Windows SmartScreen checks downloaded executables against a reputation database. New, unsigned binaries show a “Windows protected your PC” warning. Signed binaries from a new publisher may still show warnings initially.

Reputation builds over time as more users run your signed application without issues. EV (Extended Validation) code signing certificates bypass SmartScreen immediately because the publisher identity is verified at a higher level. Standard OV (Organization Validation) certificates require a reputation buildup period.

Signing with Advanced Installer (MSI)

Section titled “Signing with Advanced Installer (MSI)”

  1. Obtain a code signing certificate from a CA (DigiCert, Sectigo, GlobalSign). EV certificates are stored on hardware tokens (USB). OV certificates can be file-based (PFX).

  2. Sign the binaries before packaging. Use signtool.exe from the Windows SDK:

    signtool sign /fd SHA256 /tr http://timestamp.digicert.com /td SHA256 /f cert.pfx /p password winpane-host.exe
    signtool sign /fd SHA256 /tr http://timestamp.digicert.com /td SHA256 /f cert.pfx /p password winpane_ffi.dll

  3. Configure Advanced Installer to sign the MSI package itself:

    • Project > Digital Signature > enable “Enable signing”
    • Select the PFX file or certificate store entry
    • Set the timestamp server URL (e.g., http://timestamp.digicert.com)
    • Set hash algorithm to SHA-256

  4. Build the MSI. Advanced Installer signs the installer and all configured files during the build process.

  5. Verify signatures:

    signtool verify /pa /v winpane-host.exe
    signtool verify /pa /v installer.msi

Always use a timestamp server. Without timestamps, signatures become invalid when the certificate expires.

MSIX for Microsoft Store

Section titled “MSIX for Microsoft Store”

  1. Create an MSIX package using the MSIX Packaging Tool or by authoring an AppxManifest.xml manually.

  2. Register your app in the Microsoft Partner Center. You get a publisher identity and a Store signing certificate.

  3. Package your binaries (the winpane-host executable, any DLLs, and your application) into the MSIX layout with the manifest.

  4. Sign with your Store certificate:

    signtool sign /fd SHA256 /a /f StoreCert.pfx /p password package.msix

  5. Submit to the Store through Partner Center. Microsoft performs additional validation and distributes the signed package.

MSIX packages are trusted by Windows and bypass SmartScreen entirely.

Defender allowlist

Section titled “Defender allowlist”

If Windows Defender flags your binary as a false positive:

  1. Go to the Microsoft Security Intelligence submission portal.
  2. Select “Software developer” and submit the flagged file.
  3. Provide details: what the software does, that it includes DirectComposition overlay rendering, and a link to your source or distribution page.
  4. Response time is typically 1-5 business days.

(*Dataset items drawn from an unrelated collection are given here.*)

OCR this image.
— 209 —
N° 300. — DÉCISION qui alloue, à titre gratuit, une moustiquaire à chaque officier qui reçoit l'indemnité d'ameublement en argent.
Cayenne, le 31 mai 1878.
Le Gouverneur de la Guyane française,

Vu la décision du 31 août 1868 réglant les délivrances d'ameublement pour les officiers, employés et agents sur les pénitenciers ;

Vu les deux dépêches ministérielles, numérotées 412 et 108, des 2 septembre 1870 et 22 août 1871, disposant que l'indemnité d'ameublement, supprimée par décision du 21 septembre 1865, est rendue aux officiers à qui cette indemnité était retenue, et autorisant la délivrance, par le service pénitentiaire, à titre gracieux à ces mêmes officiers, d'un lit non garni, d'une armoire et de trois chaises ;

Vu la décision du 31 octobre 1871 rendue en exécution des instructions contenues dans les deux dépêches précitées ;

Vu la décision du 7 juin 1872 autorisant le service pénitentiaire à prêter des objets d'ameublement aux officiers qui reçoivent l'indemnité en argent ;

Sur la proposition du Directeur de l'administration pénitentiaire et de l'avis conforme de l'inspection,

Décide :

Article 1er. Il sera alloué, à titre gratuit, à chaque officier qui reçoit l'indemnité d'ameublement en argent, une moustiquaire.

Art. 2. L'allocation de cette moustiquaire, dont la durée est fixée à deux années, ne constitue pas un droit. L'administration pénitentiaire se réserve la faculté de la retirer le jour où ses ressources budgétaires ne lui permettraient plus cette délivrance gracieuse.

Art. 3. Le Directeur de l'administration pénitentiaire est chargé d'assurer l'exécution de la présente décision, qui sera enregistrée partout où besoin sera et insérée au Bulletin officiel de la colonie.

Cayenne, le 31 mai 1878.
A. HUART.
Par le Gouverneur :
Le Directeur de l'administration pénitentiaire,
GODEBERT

Signing your binaries significantly reduces false positive rates. If you have an EV certificate, false positives are rare.

For SDK consumers

Section titled “For SDK consumers”

If you’re building an application that bundles winpane:

  1. Sign all binaries in your distribution, including winpane_ffi.dll or winpane-host.exe if you ship them alongside your app.
  2. Don’t ship debug builds. Debug binaries include symbols and assertions that can trigger heuristic AV detections.
  3. Use a consistent certificate across all your binaries and installers so Windows builds a single reputation profile.
  4. Test on a clean VM before release. Run Windows Defender, submit to VirusTotal, and verify SmartScreen behavior with a fresh download.
  5. Consider MSIX or MSI packaging rather than distributing loose executables. Installer formats are more trusted by Windows than standalone EXEs.